The good news is that the building blocks are already in place for the UK food industry to become a world leader in the production, sale and marketing of healthier food – at each stage from food supply and processing through retail to out of home catering.
The bad news is that this opportunity could slip through the cracks between two government strategies.
The food industry is the largest manufacturing sector in the UK – but it doesn’t feature in the government’s proposed Industrial Strategy. Instead this refers readers to a proposed Plan for Food Farming and Fisheries. Unfortunately this looks likely to focus on the initial supply of food (from farms and fisheries) and agricultural exports – rather than food processing and retail, which risks falling between the two strategies.
We hope readers will follow up this point with government by responding to the consultation (which is open till April) – to ensure that becoming a world leader in the production, sale and marketing of healthier food is centre stage in the Industrial Strategy.
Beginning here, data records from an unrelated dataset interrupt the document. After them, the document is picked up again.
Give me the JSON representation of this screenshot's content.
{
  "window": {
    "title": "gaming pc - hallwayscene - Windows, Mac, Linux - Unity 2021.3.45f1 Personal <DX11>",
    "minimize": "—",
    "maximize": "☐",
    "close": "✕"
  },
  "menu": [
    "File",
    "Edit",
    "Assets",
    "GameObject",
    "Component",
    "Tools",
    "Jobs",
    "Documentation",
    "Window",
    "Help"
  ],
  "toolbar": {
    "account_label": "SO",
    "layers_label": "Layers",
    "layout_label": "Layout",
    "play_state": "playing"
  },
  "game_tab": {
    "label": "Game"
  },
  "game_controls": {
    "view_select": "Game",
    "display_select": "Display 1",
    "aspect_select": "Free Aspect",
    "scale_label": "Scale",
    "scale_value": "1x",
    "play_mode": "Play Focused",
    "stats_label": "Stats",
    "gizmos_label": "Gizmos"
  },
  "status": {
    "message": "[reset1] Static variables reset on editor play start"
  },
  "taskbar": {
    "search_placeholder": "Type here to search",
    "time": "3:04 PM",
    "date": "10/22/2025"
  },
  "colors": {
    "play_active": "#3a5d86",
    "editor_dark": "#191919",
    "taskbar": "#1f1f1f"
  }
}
By healthier food we mean food with less sugar, salt and saturated fat and more dietary fibre – which fortunately (together with vegetables, fruit and pulses) is the kind of food best able to limit weight gain in both children and adults.
Evidence that healthier food is good for business comes from a range of sources. This includes consumer research organisations like Kantar World Panel, Leatherhead Food Research and Nielsen. It also comes from sales figures in both the US and UK.
UK food companies have the expertise to make a commercial success of healthier food. This includes expertise in consumer research, market testing, product reformulation, portion size development and advertising. They also have access to corporation tax relief for R & D and to world class universities. For example Marks & Spencer developed the ‘Fuller Longer’ range with input from researchers at Aberdeen University.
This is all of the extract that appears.